Zesstemmig koor (Sopraan I & II, Alt I & II, Tenor, Bas) in D groot, geen autograaf tempoaanduiding,

gewone tijd

maatsoort; leidt onmiddellijk – zonder dubbele maat in de bronnen – naar het Pleni sunt coeli , met Vivace, 3
8 maatsoort. Afgeleid van een eerder werk met drie sopranen en een alt dat in 1724 werd geschreven en dat met Pasen 1727 werd herhaald en enigszins gewijzigd; in dat Sanctus uit 1724/1727 was het eerste deel gemarkeerd in

cut time

, wat misschien een sneller tempo suggereert dan Bach voor ogen had toen hij het uiteindelijk opnieuw gebruikte in de mis.
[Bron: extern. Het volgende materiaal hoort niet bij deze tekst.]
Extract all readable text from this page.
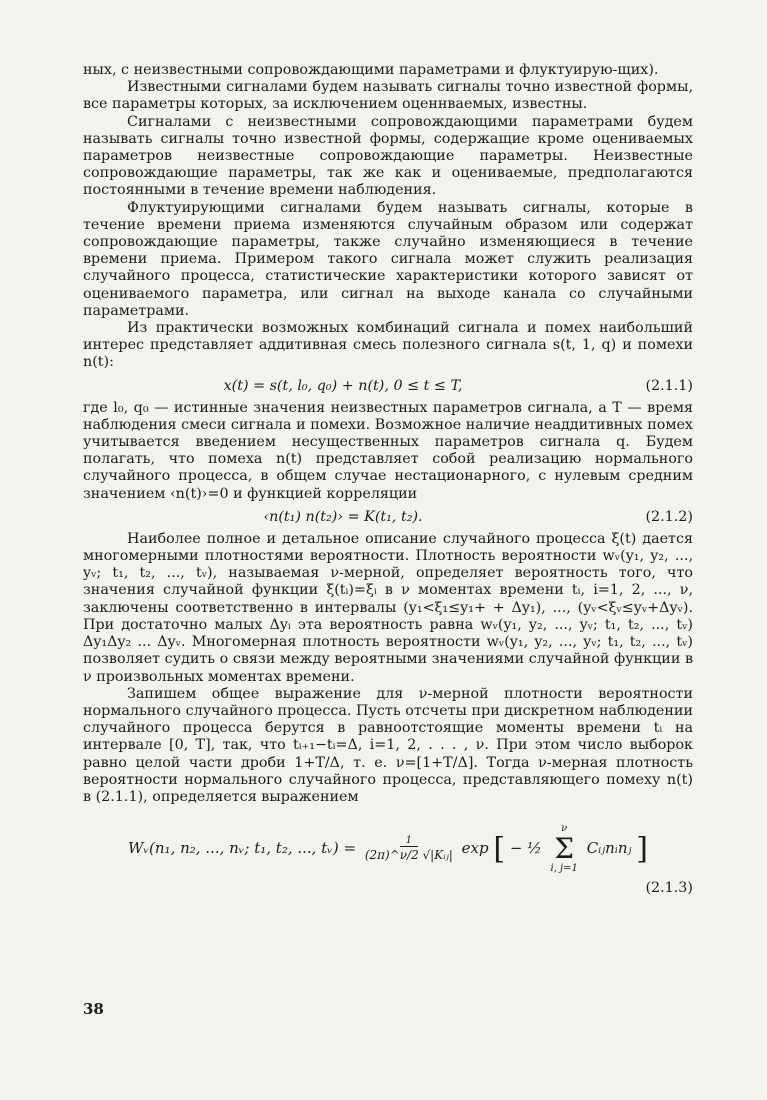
ных, с неизвестными сопровождающими параметрами и флуктуирую-щих).

Известными сигналами будем называть сигналы точно известной формы, все параметры которых, за исключением оценнваемых, известны.

Сигналами с неизвестными сопровождающими параметрами будем называть сигналы точно известной формы, содержащие кроме оцениваемых параметров неизвестные сопровождающие параметры. Неизвестные сопровождающие параметры, так же как и оцениваемые, предполагаются постоянными в течение времени наблюдения.

Флуктуирующими сигналами будем называть сигналы, которые в течение времени приема изменяются случайным образом или содержат сопровождающие параметры, также случайно изменяющиеся в течение времени приема. Примером такого сигнала может служить реализация случайного процесса, статистические характеристики которого зависят от оцениваемого параметра, или сигнал на выходе канала со случайными параметрами.

Из практически возможных комбинаций сигнала и помех наибольший интерес представляет аддитивная смесь полезного сигнала s(t, 1, q) и помехи n(t):

x(t) = s(t, l₀, q₀) + n(t), 0 ≤ t ≤ T,	(2.1.1)

где l₀, q₀ — истинные значения неизвестных параметров сигнала, а T — время наблюдения смеси сигнала и помехи. Возможное наличие неаддитивных помех учитывается введением несущественных параметров сигнала q. Будем полагать, что помеха n(t) представляет собой реализацию нормального случайного процесса, в общем случае нестационарного, с нулевым средним значением ‹n(t)›=0 и функцией корреляции

‹n(t₁) n(t₂)› = K(t₁, t₂).	(2.1.2)

Наиболее полное и детальное описание случайного процесса ξ(t) дается многомерными плотностями вероятности. Плотность вероятности wᵥ(y₁, y₂, ..., yᵥ; t₁, t₂, ..., tᵥ), называемая ν-мерной, определяет вероятность того, что значения случайной функции ξ(tᵢ)=ξᵢ в ν моментах времени tᵢ, i=1, 2, ..., ν, заключены соответственно в интервалы (y₁<ξ₁≤y₁+ + Δy₁), ..., (yᵥ<ξᵥ≤yᵥ+Δyᵥ). При достаточно малых Δyᵢ эта вероятность равна wᵥ(y₁, y₂, ..., yᵥ; t₁, t₂, ..., tᵥ) Δy₁Δy₂ ... Δyᵥ. Многомерная плотность вероятности wᵥ(y₁, y₂, ..., yᵥ; t₁, t₂, ..., tᵥ) позволяет судить о связи между вероятными значениями случайной функции в ν произвольных моментах времени.

Запишем общее выражение для ν-мерной плотности вероятности нормального случайного процесса. Пусть отсчеты при дискретном наблюдении случайного процесса берутся в равноотстоящие моменты времени tᵢ на интервале [0, T], так, что tᵢ₊₁−tᵢ=Δ, i=1, 2, . . . , ν. При этом число выборок равно целой части дроби 1+T/Δ, т. е. ν=[1+T/Δ]. Тогда ν-мерная плотность вероятности нормального случайного процесса, представляющего помеху n(t) в (2.1.1), определяется выражением

Wᵥ(n₁, n₂, ..., nᵥ; t₁, t₂, ..., tᵥ) = $\frac{1}{\text{(2π)\textasciicircum{}ν/2 √|Kᵢⱼ|}}$ exp [ − ½
ν
Σ
i, j=1
Cᵢⱼnᵢnⱼ ]
(2.1.3)
38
Autograaf partituur van het Benedictus, aria voor tenor en obbligato fluit

IV. Osanna, Benedictus, Agnus Dei en Dona Nobis PacemEdit

Uitgevoerd in de Latijnse kathedraal in Lviv, Oekraïne. Uitgevoerd door Solomija Drozd (alt), Petro Titiajev (viool), Ivan Ostapovych (orgel). De speelduur is vier minuten, 41 seconden

Problemen met het afspelen van dit bestand? Zie de mediahulp.

  1. Osanna

Dubbelkoor (beide vier delen) in D-groot, geen autograaf-tempoaanduiding, 3
8 maatsoort. Een bewerking van het A-deel van het refrein Es lebe der König, BWV Anh. 11/1 (1732) of Preise dein Glücke, BWV 215 (1734).

  1. Benedictus

Aria voor tenor met obbligato instrument in B mineur, geen autograaf tempo markering, 3
4 maatsoort. Butt schrijft dat Bach “vergat het instrument te specificeren” voor het obbligato; Stauffer voegt de mogelijkheden toe dat Bach niet had besloten welk instrument te gebruiken of dat hij “onverschillig” was en de keuze open liet. De Bach-Ausgabe editie wees het toe aan de viool, en Stauffer suggereert dat deze keuze kan zijn beïnvloed door Beethoven’s gebruik van de viool in het Benedictus van zijn Missa solemnis. Moderne uitgevers en vertolkers hebben de voorkeur gegeven aan de fluit; zoals Butt opmerkt, gebruikt de partij nooit de G-snaar van de viool, en moderne commentatoren “beschouwen het bereik en de stijl als meer geschikt voor de dwarsfluit”. William H. Scheide heeft betoogd dat het een parodie is op het vierde deel van de verloren gegane huwelijkscantate Sein Segen fliesst daber wie ein Strom, BWV Anh. I 14, waarvoor de tekst begint met “Ein Mara weicht von dir” Stauffer houdt echter rekening met de mogelijkheid dat het om nieuwe muziek zou kunnen gaan.

  1. Osanna (da capo)

Als boven.

  1. Agnus Dei

Aria voor alt in G mineur met viool obbligato, geen autograaf tempo markering,

common time

maatsoort. Parodie op een aria, “Entfernet euch, ihr kalten Herzen” (“Trek je terug, jij koud hart”), uit een verloren gegane huwelijksserenade (1725). Bach hergebruikte de bruiloftsaria ook voor de altaria, “Ach, bleibe doch”, van zijn Hemelvaartsoratorium Lobet Gott in seinen Reichen, BWV 11 uit 1735; Alfred Dürr heeft aangetoond dat Bach zowel “Ach, bleibe doch” als het Agnus dei rechtstreeks uit de aria van de verloren gegane serenade bewerkte, in plaats van van de ene naar de andere aria over te nemen.

  1. Dona nobis pacem

Vierstemmig koor in D-groot, geen autograaf tempoaanduiding,

cut time

maatsoort. De muziek is bijna identiek aan “Gratias agimus tibi” uit het Gloria.